Marisa clenched her fist, feeling her anger boil up. “I’m trying to be nice.”

“Y luego?” asked Franca. “You say you feel sorry for me, and suddenly the feud is over and our families love each other and everything’s good again?”

“We don’t have to hate each other,” said Marisa. “Our fathers do, but we don’t even know why. Some car accident so old we don’t even remember it? Can’t we think for ourselves?”

“Some of us trust our fathers,” said Franca. “If he hates you, he has a good reason; that’s all I need to know.”

Marisa let her anger boil over, snapping back with the worst thing she could think of: “Do you know what your father’s been involved in? A lot’s happened while you were asleep.”

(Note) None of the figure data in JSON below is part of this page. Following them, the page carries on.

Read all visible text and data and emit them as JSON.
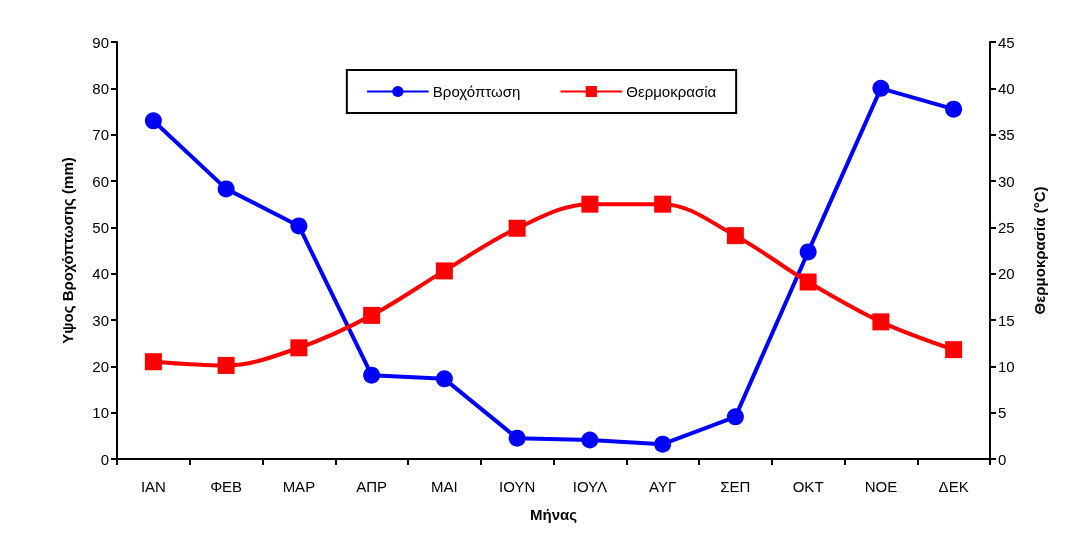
{
  "chart_data": {
    "type": "line",
    "xlabel": "Μήνας",
    "ylabel": "Υψος Βροχόπτωσης (mm)",
    "y2label": "Θερμοκρασία (°C)",
    "categories": [
      "ΙΑΝ",
      "ΦΕΒ",
      "ΜΑΡ",
      "ΑΠΡ",
      "ΜΑΙ",
      "ΙΟΥΝ",
      "ΙΟΥΛ",
      "ΑΥΓ",
      "ΣΕΠ",
      "ΟΚΤ",
      "ΝΟΕ",
      "ΔΕΚ"
    ],
    "series": [
      {
        "name": "Βροχόπτωση",
        "color": "#0000ff",
        "marker": "circle",
        "values": [
          73,
          58.3,
          50.3,
          18.1,
          17.3,
          4.5,
          4.1,
          3.2,
          9.1,
          44.7,
          80,
          75.5
        ]
      },
      {
        "name": "Θερμοκρασία",
        "color": "#ff0000",
        "marker": "square",
        "axis": "y2",
        "values": [
          10.5,
          10.1,
          12,
          15.5,
          20.3,
          24.9,
          27.5,
          27.5,
          24.1,
          19.1,
          14.8,
          11.8
        ]
      }
    ],
    "ylim": [
      0,
      90
    ],
    "yticks": [
      0,
      10,
      20,
      30,
      40,
      50,
      60,
      70,
      80,
      90
    ],
    "y2lim": [
      0,
      45
    ],
    "y2ticks": [
      0,
      5,
      10,
      15,
      20,
      25,
      30,
      35,
      40,
      45
    ],
    "grid": false,
    "legend": "top"
  }
}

“I’m watching the reports.”

“Do they talk about the great Don Francisco?” Marisa shot back. “Do they talk about how he paid for the drug that almost killed you—for the VR system that let another man wear your body like a suit? Does that bother you at all, or will you just forgive everything, and go right back to him, and let him buy you presents and dress you like a doll and sell you to whichever other crime family he wants to make a deal with—”

“Get out,” hissed Franca. There were tears in her eyes, and Marisa felt suddenly guilty, but her anger was high and she didn’t want to back down. She stood in the doorway, staring coldly at Franca, who stared right back. “Get out,” she said again.

Marisa waited, just long enough to show that she was making her own decision to leave, then turned and took a step into the hall. Almost instantly Franca called her back.

“Marisa.”

Marisa hesitated, confused. Franca’s voice didn’t sound right, almost like it had before, when Nils had used her to deliver his message. But that was impossible—the software was deleted, the hardware was destroyed—

—but Franca had been offline when the virus had destroyed itself, and the server had been destroyed before she’d come online again. She still had the software in her head.

But who was using it, if the hardware was gone?

“I have another message for you.”

Marisa turned slowly, as scared as if she were talking to a ghost. Franca was sitting in the bed, unnaturally calm, watching her with that same disconcerting detachment of a Bluescreen puppet.

Marisa stayed in the hall, too spooked to get closer. “Nils?”

“Nils is dead,” said Franca’s voice. “One of many things I want to thank you for.”

“I didn’t kill him,” said Marisa.

“But you facilitated it,” said the stranger. “You were always the wild card in this plan, but you played your part perfectly. I’m in your debt.”

“Who are you?”

Franca cocked her head to the side. “You don’t know?”

Not Nils, thought Marisa. Not eLiza. Certainly not Lal, or Omar, or anyone else she’d seen at the warehouse. But who else knew about Bluescreen? Who else had talked to her, had given her information, had guided her along some path she’d thought she’d been choosing on her own—

The answer struck her like a thunderbolt. “Grendel.”